After promising myself I would go to bed early tonight, I got sidetracked looking through Mr Doob’ s excellent flash experimentations. Some of which involve camera input, some involving Pv3d. A few involve both! I have only very recently begun to dabble in camera input, but I have some experience with pv3d, so I decided to have a quick go – making a relief map out of the greyscale pixel values of the camera feed.
One thing I hadn’t thought of was the fact that, on a laptop with a monitor-fixed webcam, in a room where the monitor is the only light, The relief map does a reasonable job of being a depth map! The luminance might map to the square of the height or something but you can see from the image above how well it works.
You can try it for yourself if you like – Note the usual applies with the webcam… If you can see what it’s like in a darkened room, do try it! I’d love to see what other people come up with!
(mouse controls rotation, buttons toggle params – try the relief map with the original bitmap laid on top for freaky 3d-ness!)

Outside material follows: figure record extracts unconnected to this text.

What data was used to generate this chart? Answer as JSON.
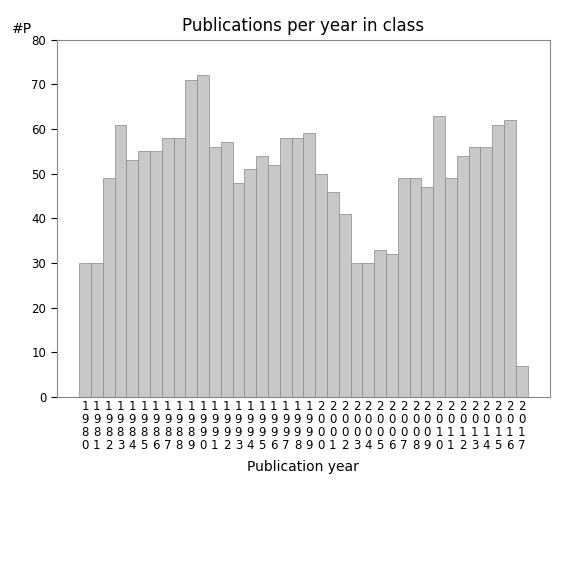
{
  "title": "Publications per year in class",
  "xlabel": "Publication year",
  "ylabel": "#P",
  "years": [
    1980,
    1981,
    1982,
    1983,
    1984,
    1985,
    1986,
    1987,
    1988,
    1989,
    1990,
    1991,
    1992,
    1993,
    1994,
    1995,
    1996,
    1997,
    1998,
    1999,
    2000,
    2001,
    2002,
    2003,
    2004,
    2005,
    2006,
    2007,
    2008,
    2009,
    2010,
    2011,
    2012,
    2013,
    2014,
    2015,
    2016,
    2017
  ],
  "values": [
    30,
    30,
    49,
    61,
    53,
    55,
    55,
    58,
    58,
    71,
    72,
    56,
    57,
    48,
    51,
    54,
    52,
    58,
    58,
    59,
    50,
    46,
    41,
    30,
    30,
    33,
    32,
    49,
    49,
    47,
    63,
    49,
    54,
    56,
    56,
    61,
    62,
    7
  ],
  "bar_color": "#c8c8c8",
  "bar_edge_color": "#888888",
  "bar_edge_width": 0.5,
  "ylim": [
    0,
    80
  ],
  "yticks": [
    0,
    10,
    20,
    30,
    40,
    50,
    60,
    70,
    80
  ],
  "bg_color": "#ffffff",
  "title_fontsize": 12,
  "axis_label_fontsize": 10,
  "tick_label_fontsize": 8.5
}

It is possible to make a 3d depth map in realtime, although there are a couple of hurdles to jump through. Even on a reasonable computer, the highest poly count you can expect out of Flash at present is about 5,000 triangles, so the resolution of the mesh used in this Flash experiment is 64 x 48.
If you were to do the same thing in a language that gave you access to DirectX or openGL you can expect to have poly counts in the millions, so one vertex per pixel is an easily achievable goal.
The next part is more complicated: Getting a color channel to look like a depth channel. The experiment above is using the red channel as the depth map. This will yield a real depth map, but only under these two conditions:
1. The light must originate from (close to) the camera. That way, the brighter a point is, the closer to the camera it is. For objects that are reasonably distant – say, 50 cm away, it is sufficient for the light to be within 5cm, but the closer the lights are, the better. You can buy some webcams with a built-in ring of LEDs – these are ideal.
2. All the objects must exhibit Diffuse / Lambertian luminance. Not as complicated as it sounds: Basically, when an object has a mirrored or a shiny surface, its brightness depends on both how it is lit and the camera position (where you are looking at it.) When you change your point of view, you change the brightness of the surface. There are commercially-available Lambert materials like Spectralon, but an unfired white clay will do just as well. In fact, you could probably dust an object in any white powder – something like flour or baking soda, light it under the right conditions and see what it looks like.
If anyone tries this I would love to see the results! Under the two conditions above, you should be able to use my mesh experiment above to make meshes that show depth. If you’re interested in some of the lower-level stuff in this subject, it’s part of Computer Vision, specifically Shape from Shading. As with any vision project, the best port-of-call is the openCV project.